Last year, NAR reported existing home sales volume of 4.9 million, down 5.7 percent from 5.2 million in 2009.

Meanwhile, real estate analytics firm CoreLogic tallied just 3.3 million sales, a drop of 10.8 percent compared to the 3.7 million recorded in 2009.

And CoreLogic believes NAR could have overstated numbers by more than 20 percent, though not intentionally (my conspiracy theorist friends).

How does NAR calculate existing home sales?

To calculate monthly changes in home sales, NAR uses a sample of multiple-listing service (MLS) sales data.

For annual sales, they use the U.S. Census data as a benchmark and make assumptions for population growth and other metrics.

A couple issues have been singled out so far, including recent consolidation of the MLS systems, and a shift in the share of for-sale by owner sales, which have dropped significantly since the housing crisis.
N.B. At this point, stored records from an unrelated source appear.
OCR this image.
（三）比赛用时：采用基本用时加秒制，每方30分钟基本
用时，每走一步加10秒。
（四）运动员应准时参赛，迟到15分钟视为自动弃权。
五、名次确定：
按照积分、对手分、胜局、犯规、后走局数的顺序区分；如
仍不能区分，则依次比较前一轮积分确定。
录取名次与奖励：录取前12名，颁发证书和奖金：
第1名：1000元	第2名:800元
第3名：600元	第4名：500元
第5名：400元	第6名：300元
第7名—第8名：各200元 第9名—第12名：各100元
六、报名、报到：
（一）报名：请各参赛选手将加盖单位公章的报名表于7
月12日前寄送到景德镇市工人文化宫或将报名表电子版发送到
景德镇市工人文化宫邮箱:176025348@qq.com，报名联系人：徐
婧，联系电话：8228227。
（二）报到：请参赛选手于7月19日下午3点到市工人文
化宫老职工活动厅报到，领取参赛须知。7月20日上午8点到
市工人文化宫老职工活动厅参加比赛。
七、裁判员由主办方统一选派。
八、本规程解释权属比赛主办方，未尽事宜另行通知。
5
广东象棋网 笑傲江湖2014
And because the latest census didn’t ask Americans about home sales, NAR will need to come up with a new formula to calculate sales volume.

Mortgage Bankers Association chief economist Jay Brinkmann said the group became skeptical of the NAR’s numbers after their index of purchase mortgage applications became a less reliable indicator of future home sales.

Brinkmann believes NAR could have overstated home sales by 10 to 15 percent, even factoring in a large share of all-cash transactions.

So what does it all mean?Well, if home sales are indeed much lower than stated, it’ll take that much longer to clear the inventory at the current sales pace, meaning home prices will be under pressure longer.